Aber hatte er nicht sich selbst verleugnet, als er, geboren als Juda Löw Baruch, dem Pfarrer zwei Louisdor gab, um sich taufen zu lassen? Börne war religiös, aber nicht fromm; das Geld legte er für "ein Plätzchen im deutschen Narrenhause" an, eine Ausgabe, die er später für eine "törichte Verschwendung" hielt. Nein, nicht sich selbst hatte er verleugnet, aber den nom-du-père, in dem für ihn das philiströse Phlegma beschlossen lag, aus dem alles Verderben kam.
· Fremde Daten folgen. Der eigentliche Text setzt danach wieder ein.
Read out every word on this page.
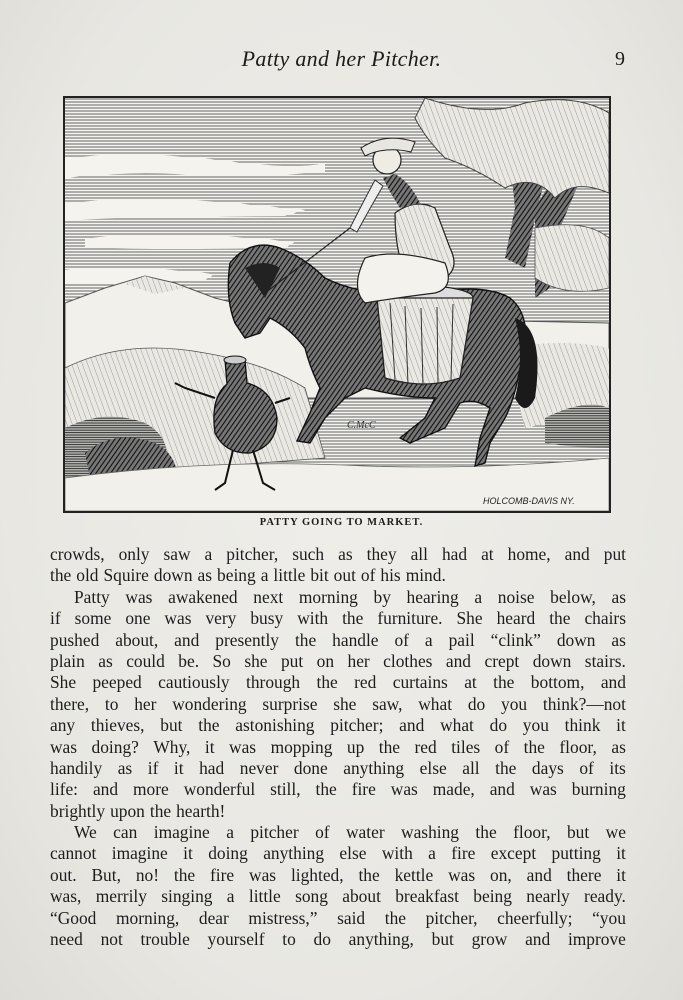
Patty and her Pitcher.	9
C.McC
HOLCOMB-DAVIS NY.
PATTY GOING TO MARKET.
crowds, only saw a pitcher, such as they all had at home, and put
the old Squire down as being a little bit out of his mind.
Patty was awakened next morning by hearing a noise below, as
if some one was very busy with the furniture. She heard the chairs
pushed about, and presently the handle of a pail “clink” down as
plain as could be. So she put on her clothes and crept down stairs.
She peeped cautiously through the red curtains at the bottom, and
there, to her wondering surprise she saw, what do you think?—not
any thieves, but the astonishing pitcher; and what do you think it
was doing? Why, it was mopping up the red tiles of the floor, as
handily as if it had never done anything else all the days of its
life: and more wonderful still, the fire was made, and was burning
brightly upon the hearth!
We can imagine a pitcher of water washing the floor, but we
cannot imagine it doing anything else with a fire except putting it
out. But, no! the fire was lighted, the kettle was on, and there it
was, merrily singing a little song about breakfast being nearly ready.
“Good morning, dear mistress,” said the pitcher, cheerfully; “you
need not trouble yourself to do anything, but grow and improve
So stellte er, der wie kaum ein anderer Schriftsteller seiner Zeit für die Rechte der Juden eintrat, den Imperativ: "Seid keine Philister!" ans Ende seiner Streitschrift "Der ewige Jude" (1821). Börne war überzeugt, die "Flamme des Hasses" gegen die Juden habe nur einmal noch aufflammen müssen, "um auf ewig zu verlöschen". Ein schwerer Irrtum; der Haß des Abgestumpften ist ein anderer als der des Nervösen. Was sich unter der riesigen Schlafmütze vorbereitete, die Deutschland bedeckte, konnte auch Börne nicht ahnen.

Die Rebellion gegen das österreichische Prinzip war nicht nur politisch, sondern auch psychologisch motiviert, und Börne rebellierte nicht nur auf politischem, sondern auch auf künstlerisch-literarischem Feld: Dieses regierte, unangefochten, der Olympier Goethe, gleichgültig gegenüber den Umwälzungen der Zeit, ein Geheimrat unter Höflingen, der sich seiner Kunst widmete wie andere der Rosenzucht. Börne haßte ihn wie niemanden sonst auf der Welt.

Goethe, schrieb Börne, sei mit einem "Wiener Schlafwagen (...) nach der Champagne" gereist, ein Schlafwagen, "der ihm so wert war und von dem er so viel erzählte, daß er ganz die Französische Revolution darüber vergaß. Der Glückliche." Das Glück des Trägen, der lieber im Wiener Luxus schlummern will als an der Revolution Anteil zu nehmen - und sei es durch den Haß gegen sie -, brachte Börne mehr auf als die wütende Verfolgung, die finsterste Reaktion.

Der "Stabilitätsnarr", der über den Dingen zu schweben schien, der sich vom "Werdenden, Beweglichen, Schwankenden, Strebenden, Widerstrebenden" abwandte, weil nur das "Gewordene, Seiende, Notwendige, Unbewegliche" dem "Meißel still hält", mußte also den Zwang, das Zwangssystem lieben. Die mörderische Ruhe über Deutschland war sein künstlerischer Vorteil. Unter allen Schmähungen, die Börne gegen Goethe ausstieß, war die fürchterlichste, er habe die Zeit an den Raum festnageln wollen.

In einer kulturellen Umgebung, in der von Hegels dialektischem Lob des Herrschenden bis Luhmanns System-Äquilibrium das Starre, Verfestigte, Tote noch immer den Sieg davongetragen hat, konnte Börne nur als ein "Gesinnungsästhet" gelten, nicht als ein Künstler. In einer anderen, westlicheren Welt aber, dort, wo Stendhal auf der Flucht vor Metternichs Polizisten und zum Ruhme der Französischen Revolution seine Romane schrieb, läßt sich auch Börne verstehen: "Nur die Sehnsucht macht reich." Ein deutscher Satz, französisch zu lesen.